Trach Hien did not answer right away. He leaned back slightly, eyes drifting toward the night sky beyond the glass, where the city lights bled into the darkness like thousands of flickering candles set adrift.
"It was a woman, seldom spoken of." – He said at last, his voice carrying the quiet weight of someone half-speaking to himself. – "She was gentle, yet she endured so much. Some would call that endurance a virtue. Others might see it as weakness."
He never mentioned a name, never used the word "mother." Yet every syllable felt like the faint creak of a locked chest being opened, just enough to reveal that inside lay something old, something fragile, something that mattered deeply.
"She left quietly. Without sound. Without leaving anything behind.
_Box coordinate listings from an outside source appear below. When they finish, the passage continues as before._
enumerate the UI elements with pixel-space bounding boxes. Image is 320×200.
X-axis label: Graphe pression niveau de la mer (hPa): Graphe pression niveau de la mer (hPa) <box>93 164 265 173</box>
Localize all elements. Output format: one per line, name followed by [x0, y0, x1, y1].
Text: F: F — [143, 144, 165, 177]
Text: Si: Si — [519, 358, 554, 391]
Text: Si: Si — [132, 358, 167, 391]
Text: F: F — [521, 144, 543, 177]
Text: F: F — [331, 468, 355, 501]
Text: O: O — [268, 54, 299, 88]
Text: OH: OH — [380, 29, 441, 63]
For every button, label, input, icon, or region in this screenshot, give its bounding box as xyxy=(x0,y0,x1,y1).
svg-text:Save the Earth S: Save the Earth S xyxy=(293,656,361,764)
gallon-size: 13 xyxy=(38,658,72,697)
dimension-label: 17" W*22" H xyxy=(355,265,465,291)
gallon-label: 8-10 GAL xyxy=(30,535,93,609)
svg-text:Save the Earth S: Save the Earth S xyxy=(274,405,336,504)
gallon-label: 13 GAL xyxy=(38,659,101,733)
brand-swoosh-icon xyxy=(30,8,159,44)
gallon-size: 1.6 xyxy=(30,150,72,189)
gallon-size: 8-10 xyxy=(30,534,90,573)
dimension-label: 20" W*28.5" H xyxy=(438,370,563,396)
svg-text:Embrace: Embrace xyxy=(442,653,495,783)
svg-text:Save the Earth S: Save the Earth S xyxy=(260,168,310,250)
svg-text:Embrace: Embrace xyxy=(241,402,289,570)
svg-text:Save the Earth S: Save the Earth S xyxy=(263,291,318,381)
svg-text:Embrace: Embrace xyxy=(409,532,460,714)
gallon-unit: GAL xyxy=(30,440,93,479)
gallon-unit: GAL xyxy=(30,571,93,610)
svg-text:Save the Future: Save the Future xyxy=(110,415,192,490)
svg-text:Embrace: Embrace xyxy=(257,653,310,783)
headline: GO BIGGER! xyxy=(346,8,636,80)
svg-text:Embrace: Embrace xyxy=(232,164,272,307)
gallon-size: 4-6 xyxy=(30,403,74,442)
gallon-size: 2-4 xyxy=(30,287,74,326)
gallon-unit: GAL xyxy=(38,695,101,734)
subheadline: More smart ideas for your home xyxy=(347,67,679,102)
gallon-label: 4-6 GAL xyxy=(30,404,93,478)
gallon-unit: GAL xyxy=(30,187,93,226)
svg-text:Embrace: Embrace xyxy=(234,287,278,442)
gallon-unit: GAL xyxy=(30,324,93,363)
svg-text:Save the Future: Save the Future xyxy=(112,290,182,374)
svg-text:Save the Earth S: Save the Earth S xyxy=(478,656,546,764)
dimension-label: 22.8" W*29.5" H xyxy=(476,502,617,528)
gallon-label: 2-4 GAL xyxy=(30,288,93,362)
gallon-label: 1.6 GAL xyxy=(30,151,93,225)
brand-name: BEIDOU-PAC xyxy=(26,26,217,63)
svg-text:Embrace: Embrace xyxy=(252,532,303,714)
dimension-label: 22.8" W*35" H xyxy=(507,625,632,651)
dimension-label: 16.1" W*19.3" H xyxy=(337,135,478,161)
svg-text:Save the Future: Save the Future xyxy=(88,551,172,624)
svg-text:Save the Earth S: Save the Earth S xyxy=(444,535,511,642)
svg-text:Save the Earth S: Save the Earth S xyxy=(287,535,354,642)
Only a pair of eyes... eyes very much like yours that still appear in my memory, hazy as a candle in the wind."
Bach Lan could not hide the tremor in her expression. She sat in silence, uncertain whether comfort or stillness was the better response. Part of her was moved by his story, another part felt as though she had been led into a labyrinth with no clear way out.
Trach Hien smiled then. It was not bitter, not forced, just a faint curve of the lips so delicate that one could not tell if it belonged to sorrow or calm acceptance.
"You must think I am sentimental." – He said, his gaze returning to hers. – "But it is strange. I rarely speak of such things, yet from the first moment I met you, I felt... compelled to open up. As if something long buried had been stirred back to life."
"I..." – Bach Lan's voice faltered, unsure. – "I don't know what to say. But thank you for telling me."
"I apologize if it made you uncomfortable." – His tone remained gentle, steady. – "It is only that I don't often have the chance to remember what has been lost."
Bach Lan gave a small nod, her heart softening in ways she herself could not explain. The man before her did not resemble those who paraded their sorrows for pity. He spoke little, yet enough to spark curiosity, enough to draw her in against her will, into something elusive but impossible to ignore.
It felt as though, between them, an invisible thread had begun to weave itself drawn not from the present, but from some past, or perhaps from a dream only she had ever seen.